Millions of Syrians remain internally displaced or have sought refuge in neighboring countries or further afield. The UN has been able to scale-up its cross-border operation back to pre-earthquake levels and aid is again reaching millions of people in northwest Syria.
In the meantime, the Assad regime continues to refuse to negotiate an end to the conflict through Security Council Resolution 2254, said U.S. Ambassador Jeffrey DeLaurentis, Acting Deputy Representative to the United Nations.

Russia claims to support a Syrian-led political process, yet it continues to put up roadblocks to peace.

As a consequence of this intransigence, “the Syrian people continue to face immense challenges,” observed Ambassador DeLaurentis:

“More than 130,000 Syrians are unaccounted for, languishing in regime prisons or detention centers, or missing and believed murdered by the regime, terrorist groups like Da’esh, and other parties to the conflict. Assad’s April 2022 amnesty, which we hoped would be followed by additional releases, instead resulted in the release of only 500 people, many of whom were emaciated, with some having reportedly lost their memories or suffered from trauma or mental illness, while others sustained physical injuries.”

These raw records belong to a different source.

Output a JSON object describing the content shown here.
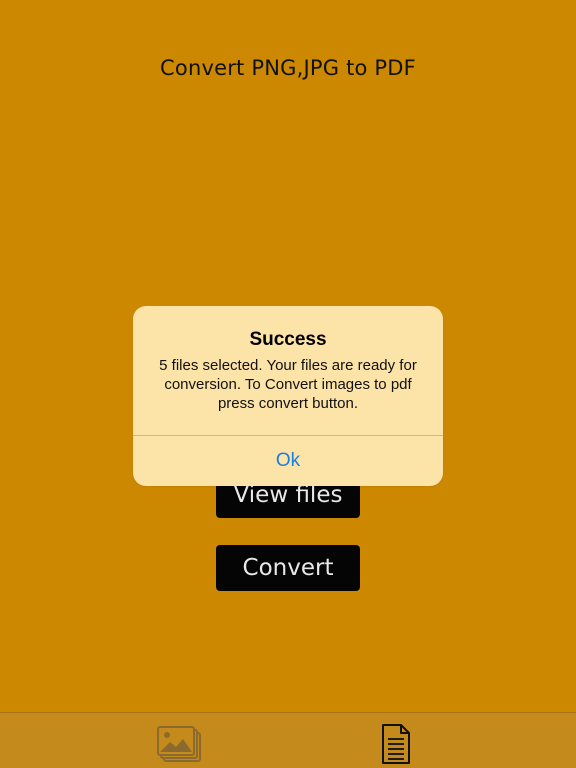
{
  "header": {
    "title": "Convert PNG,JPG to PDF"
  },
  "buttons": {
    "view_files_label": "View files",
    "convert_label": "Convert"
  },
  "tabbar": {
    "items": [
      {
        "icon": "images-icon",
        "active": false
      },
      {
        "icon": "document-icon",
        "active": true
      }
    ]
  },
  "alert": {
    "title": "Success",
    "message": "5 files selected. Your files are ready for conversion. To Convert images to pdf press convert button.",
    "ok_label": "Ok"
  },
  "colors": {
    "background": "#CC8800",
    "button_bg": "#050505",
    "alert_bg": "#FCE3A8",
    "link_blue": "#1A7FE0"
  }
}
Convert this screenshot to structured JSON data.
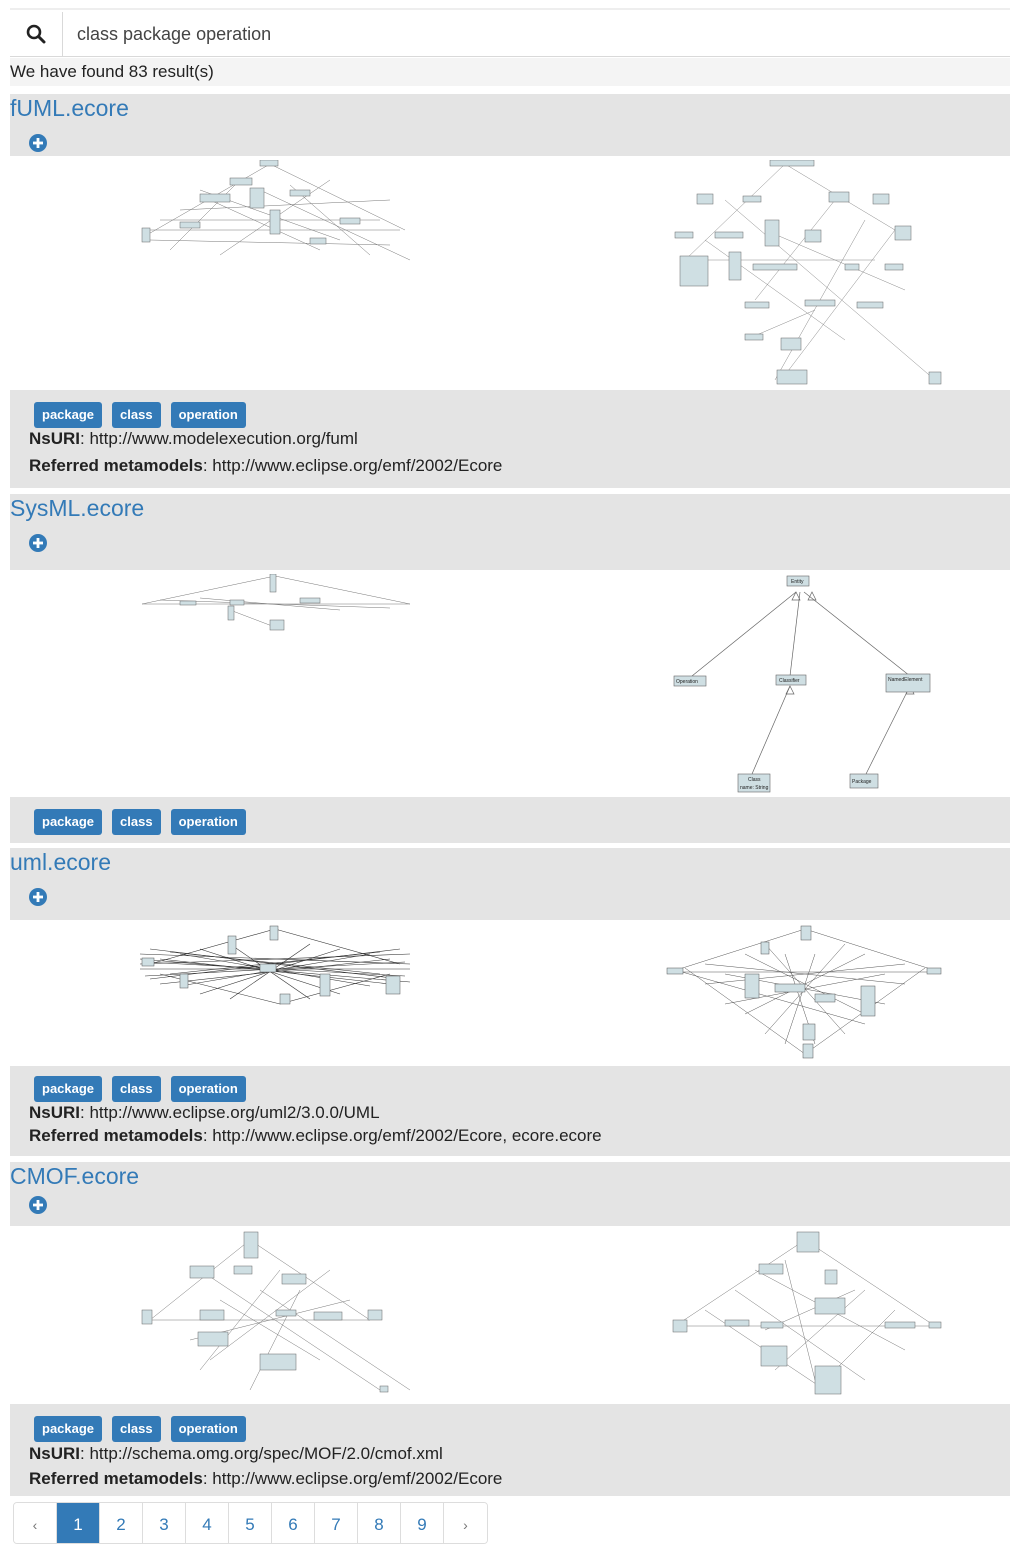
{
  "search": {
    "value": "class package operation",
    "placeholder": ""
  },
  "result_count": "We have found 83 result(s)",
  "labels": {
    "nsuri": "NsURI",
    "referred": "Referred metamodels"
  },
  "results": [
    {
      "title": "fUML.ecore",
      "tags": [
        "package",
        "class",
        "operation"
      ],
      "nsuri": "http://www.modelexecution.org/fuml",
      "referred": "http://www.eclipse.org/emf/2002/Ecore"
    },
    {
      "title": "SysML.ecore",
      "tags": [
        "package",
        "class",
        "operation"
      ],
      "nsuri": "",
      "referred": ""
    },
    {
      "title": "uml.ecore",
      "tags": [
        "package",
        "class",
        "operation"
      ],
      "nsuri": "http://www.eclipse.org/uml2/3.0.0/UML",
      "referred": "http://www.eclipse.org/emf/2002/Ecore, ecore.ecore"
    },
    {
      "title": "CMOF.ecore",
      "tags": [
        "package",
        "class",
        "operation"
      ],
      "nsuri": "http://schema.omg.org/spec/MOF/2.0/cmof.xml",
      "referred": "http://www.eclipse.org/emf/2002/Ecore"
    }
  ],
  "sysml_diagram": {
    "nodes": [
      "Entity",
      "Operation",
      "Classifier",
      "NamedElement",
      "Class",
      "Package"
    ],
    "class_attr": "name: String"
  },
  "pagination": {
    "prev": "‹",
    "pages": [
      "1",
      "2",
      "3",
      "4",
      "5",
      "6",
      "7",
      "8",
      "9"
    ],
    "next": "›",
    "active": "1"
  },
  "colors": {
    "accent": "#337ab7",
    "band": "#e4e4e4"
  },
  "icons": {
    "search": "search-icon",
    "expand": "plus-circle-icon"
  }
}
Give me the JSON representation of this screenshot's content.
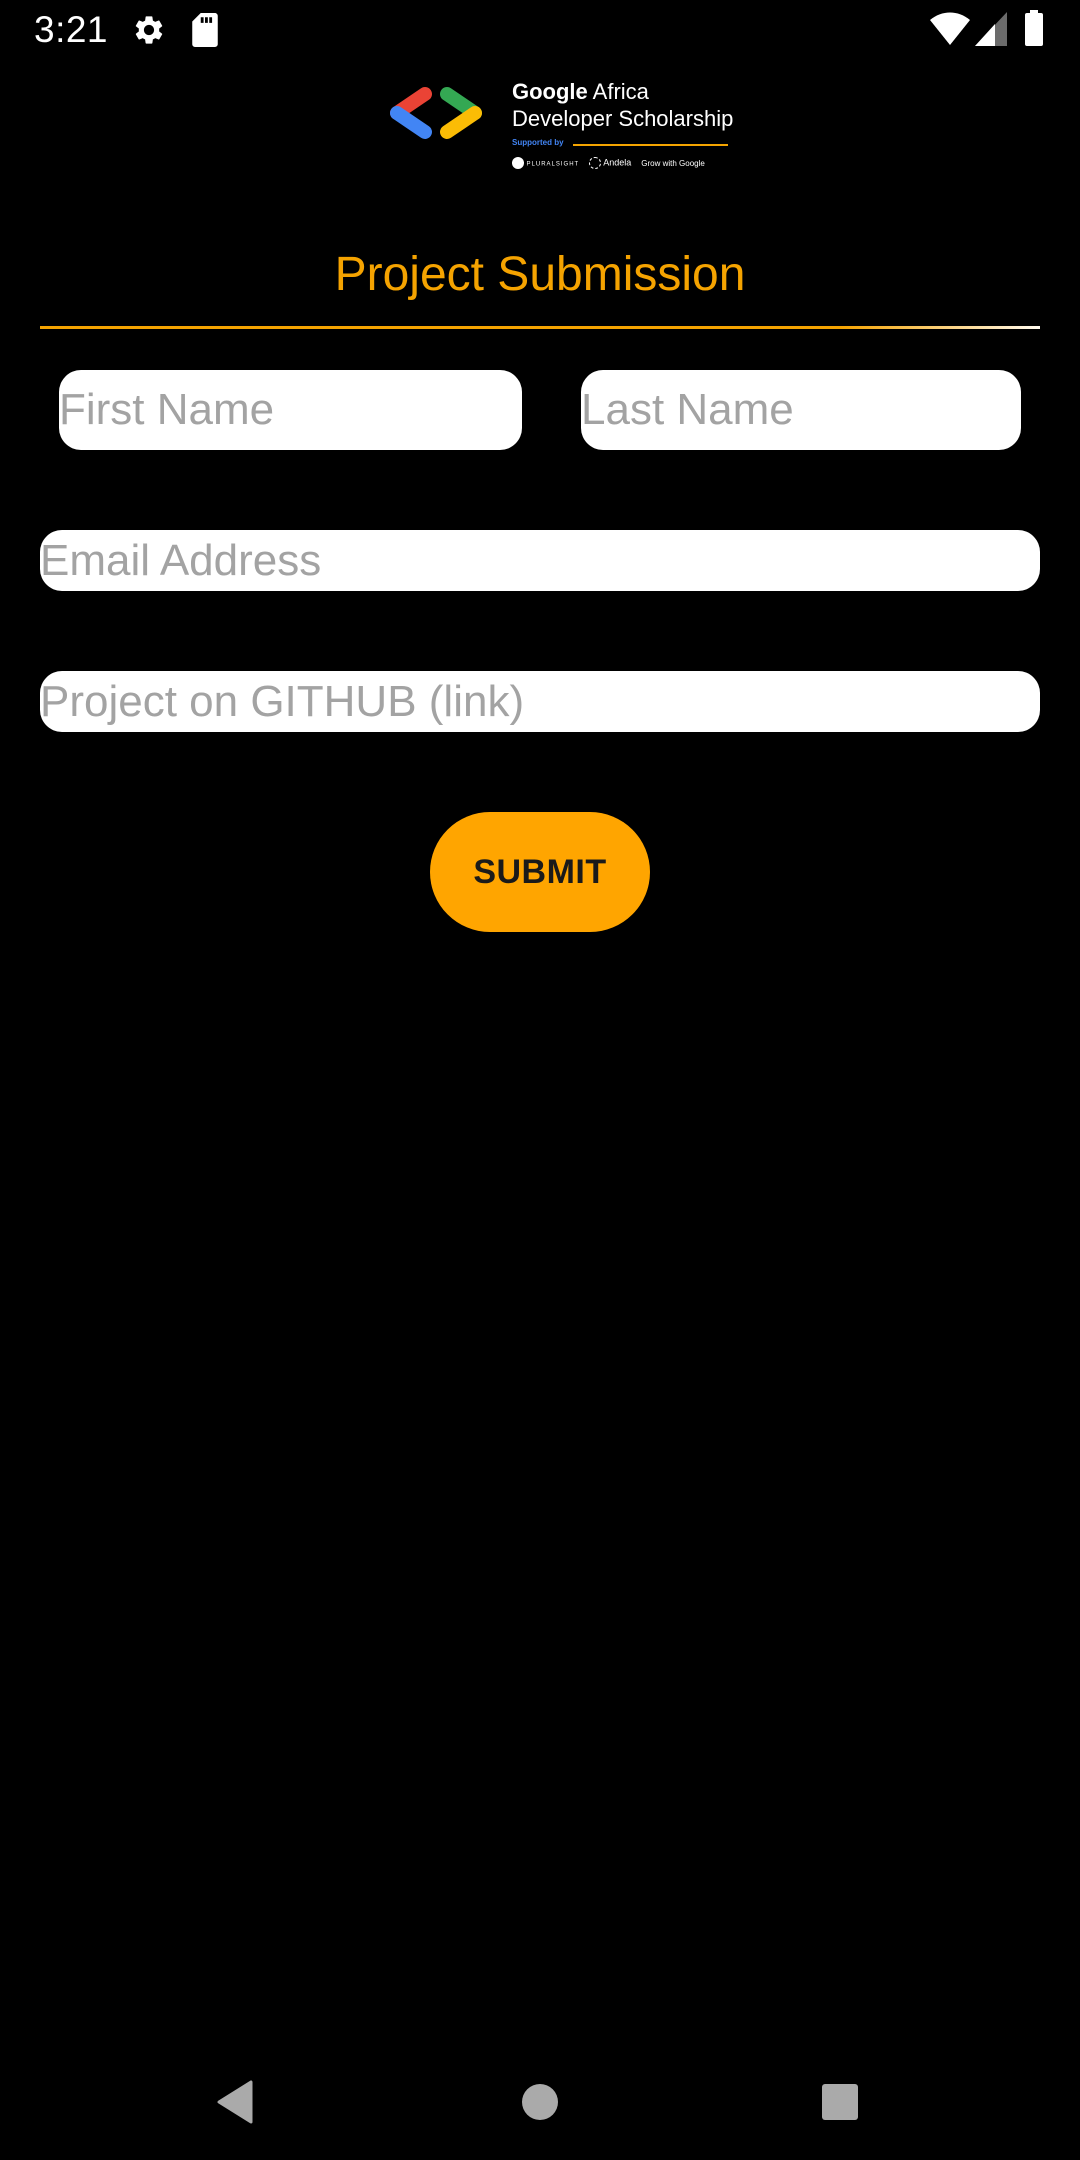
{
  "status_bar": {
    "time": "3:21",
    "icons": [
      "settings-icon",
      "sd-card-icon",
      "wifi-icon",
      "signal-icon",
      "battery-icon"
    ]
  },
  "logo": {
    "title_strong": "Google",
    "title_rest": " Africa",
    "subtitle": "Developer Scholarship",
    "supported_by": "Supported by",
    "partners": [
      "PLURALSIGHT",
      "Andela",
      "Grow with Google"
    ]
  },
  "page": {
    "title": "Project Submission"
  },
  "form": {
    "first_name_placeholder": "First Name",
    "last_name_placeholder": "Last Name",
    "email_placeholder": "Email Address",
    "github_placeholder": "Project on GITHUB (link)",
    "submit_label": "SUBMIT"
  },
  "navigation": {
    "buttons": [
      "back-icon",
      "home-icon",
      "recents-icon"
    ]
  },
  "colors": {
    "accent": "#ffa500",
    "title": "#f5a300",
    "background": "#000000",
    "field": "#ffffff",
    "placeholder": "#a3a3a3"
  }
}
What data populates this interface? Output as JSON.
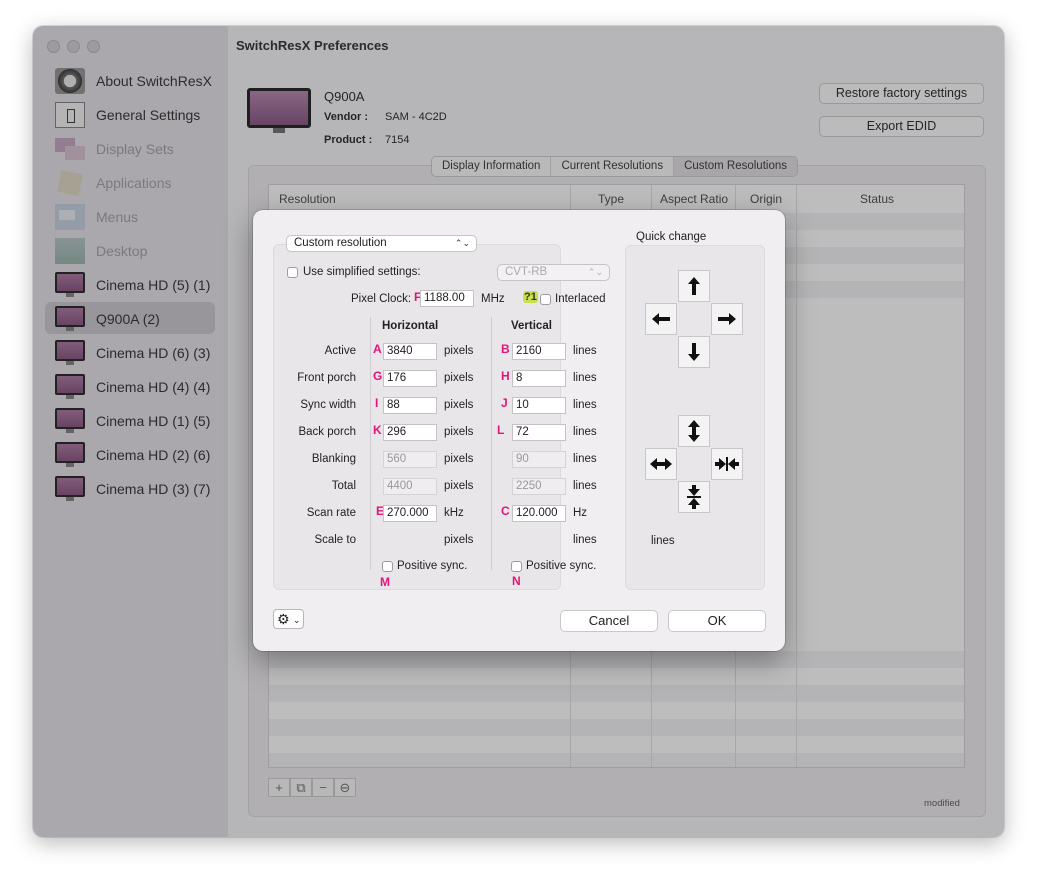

Moreover, the brutal practice of arbitrary detention and enforced disappearance of innocent men, women, and children continues.

Syria is spreading instability beyond its borders by flooding the region with illicit drugs. The Assad regime has also allowed Russia to use Syria as a logistics node to export its destabilizing activities to Africa.

“Amidst this backdrop, the United States will not normalize our relationship with Assad, and we have strongly discouraged others from doing so,” declared Ambassador DeLaurentis:

“We will not lift our sanctions on Assad or support reconstruction absent genuine, comprehensive, and enduring reforms and progress on the political process.”

“We renew our call for a nationwide ceasefire,” said Ambassador DeLaurentis, “and the humane release of the unjustly detained and to clarify the fate of the missing, including those who are deceased, and for the Assad regime to finally engage the political process in good faith.”